The Barefoot Investor book isn’t new, but it’s one I’ve simultaneously been intrigued by and slightly dismissive of. I thought: Surely it’s a bit gimmicky? But I figured it’s unfair to write off a book before even reading it, so I recently dug in.
Reader, I’ve been wary of it for no good reason.
While Scott Pape’s The Barefoot Investor isn’t the best written book I’ve ever encountered, and I at times found its text and analogies a little cheesy and hyperbolic, I’ll also heartily acknowledge that that’s not its need or design. Rather, the book is functionally and accessibly written serves its purpose well.
That purpose is to make confusing and overwhelming financial issues interesting and understandable to lay readers. And also to offer an alternative to budgeting, which is akin to dieting and destined to fail.

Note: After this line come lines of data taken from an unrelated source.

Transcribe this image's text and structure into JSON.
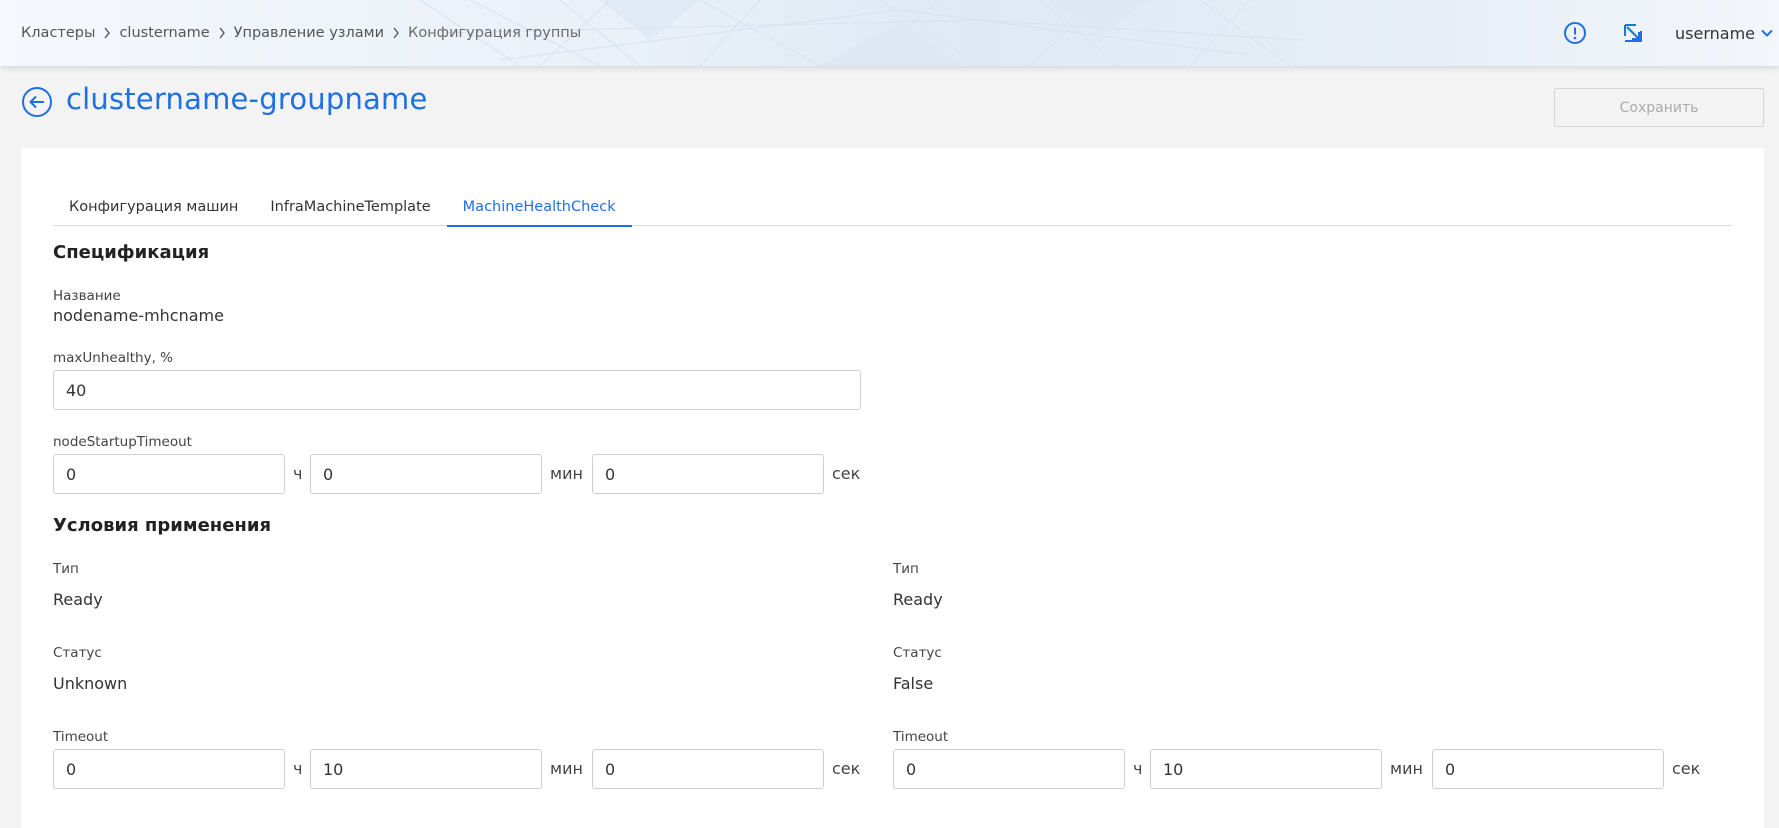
{
  "header": {
    "breadcrumbs": [
      "Кластеры",
      "clustername",
      "Управление узлами",
      "Конфигурация группы"
    ],
    "alert_icon": "alert-circle-icon",
    "external_icon": "open-external-icon",
    "username": "username"
  },
  "page": {
    "title": "clustername-groupname",
    "save_label": "Сохранить"
  },
  "tabs": [
    {
      "label": "Конфигурация машин",
      "active": false
    },
    {
      "label": "InfraMachineTemplate",
      "active": false
    },
    {
      "label": "MachineHealthCheck",
      "active": true
    }
  ],
  "spec": {
    "title": "Спецификация",
    "name_label": "Название",
    "name_value": "nodename-mhcname",
    "max_unhealthy_label": "maxUnhealthy, %",
    "max_unhealthy_value": "40",
    "startup_label": "nodeStartupTimeout",
    "startup": {
      "h": "0",
      "m": "0",
      "s": "0"
    }
  },
  "units": {
    "h": "ч",
    "m": "мин",
    "s": "сек"
  },
  "conditions": {
    "title": "Условия применения",
    "type_label": "Тип",
    "status_label": "Статус",
    "timeout_label": "Timeout",
    "items": [
      {
        "type": "Ready",
        "status": "Unknown",
        "timeout": {
          "h": "0",
          "m": "10",
          "s": "0"
        }
      },
      {
        "type": "Ready",
        "status": "False",
        "timeout": {
          "h": "0",
          "m": "10",
          "s": "0"
        }
      }
    ]
  },
  "colors": {
    "accent": "#1f6fe5",
    "background": "#f3f3f3",
    "card": "#ffffff"
  }
}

Providing the advice in three parts with the umbrella themes of ‘plant’, ‘grow’, ‘harvest’, under which sit chapters that include information about scheduling a monthly date night to eat good food and make tackling financial talk fun, ‘domino-ing’ (i.e. lining up and knock over in planned succession) your debts, buying your own home, and maximising your super. None of which sound particularly exciting, but each of which are peppered with gems of achievable information that neither require a finance degree nor a tonne of time, and that together provide a cohesive approach to well and truly sorting yourself financially.

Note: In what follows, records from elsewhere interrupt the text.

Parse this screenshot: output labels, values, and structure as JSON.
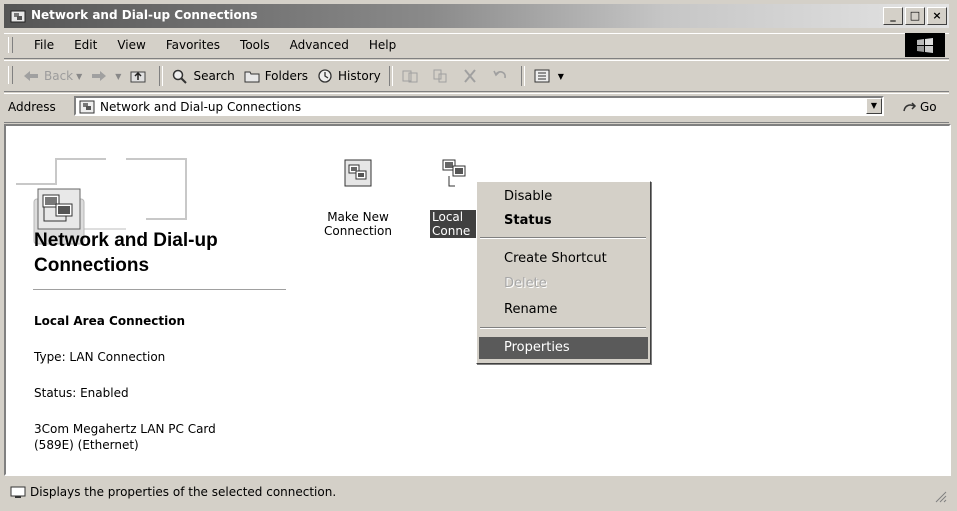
{
  "window": {
    "title": "Network and Dial-up Connections",
    "controls": {
      "minimize": "_",
      "maximize": "□",
      "close": "×"
    }
  },
  "menubar": {
    "items": [
      "File",
      "Edit",
      "View",
      "Favorites",
      "Tools",
      "Advanced",
      "Help"
    ]
  },
  "toolbar": {
    "back": "Back",
    "search": "Search",
    "folders": "Folders",
    "history": "History"
  },
  "address": {
    "label": "Address",
    "value": "Network and Dial-up Connections",
    "go": "Go"
  },
  "webview": {
    "title": "Network and Dial-up Connections",
    "details": {
      "name": "Local Area Connection",
      "type": "Type: LAN Connection",
      "status": "Status: Enabled",
      "device_line1": "3Com Megahertz LAN PC Card",
      "device_line2": "(589E) (Ethernet)"
    }
  },
  "items": [
    {
      "line1": "Make New",
      "line2": "Connection",
      "icon": "make-new-connection-icon"
    },
    {
      "line1": "Local",
      "line2": "Conne",
      "icon": "lan-connection-icon",
      "selected": true
    }
  ],
  "context_menu": {
    "disable": "Disable",
    "status": "Status",
    "create_shortcut": "Create Shortcut",
    "delete": "Delete",
    "rename": "Rename",
    "properties": "Properties"
  },
  "statusbar": {
    "text": "Displays the properties of the selected connection."
  }
}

For example, I ended up downloading a useful spending tracking app and slightly tweaking my mortgage and superannuation set-ups based on some of the takeaways. I’ll be contacting my bank to renegotiate my mortgage interest rate once they’re open on Monday. (Pape handily even provides a script for such renegotiations.)
Through reading this book, I finally started to understand how not to budget, which has always seemed boring and inflexibly strict, but how to split money among buckets that then ensure there’s always money available at short notice for unexpected expenses while simultaneously building compound interest. For the first ever time in my life, I actually found myself enjoying reading about and figuring out how to finesse my finances. If that isn’t a resounding sign of the success of a book, I don’t know what is.
Hearteningly, Pape’s advice is about long-term financial control and comfort rather than getting rich quick. It’s solid, measured advice that he revisits and revises annually to ensure its information and pop culture references are still current.
So I happily write that I stand reminded that books become bestsellers for a reason. The Barefoot Investor conveys crucial information in ways that suit lay people like me. Which is to say it cuts through the guff few of us understand. It’s definitely worth at least a flick through if not a proper sit-down read.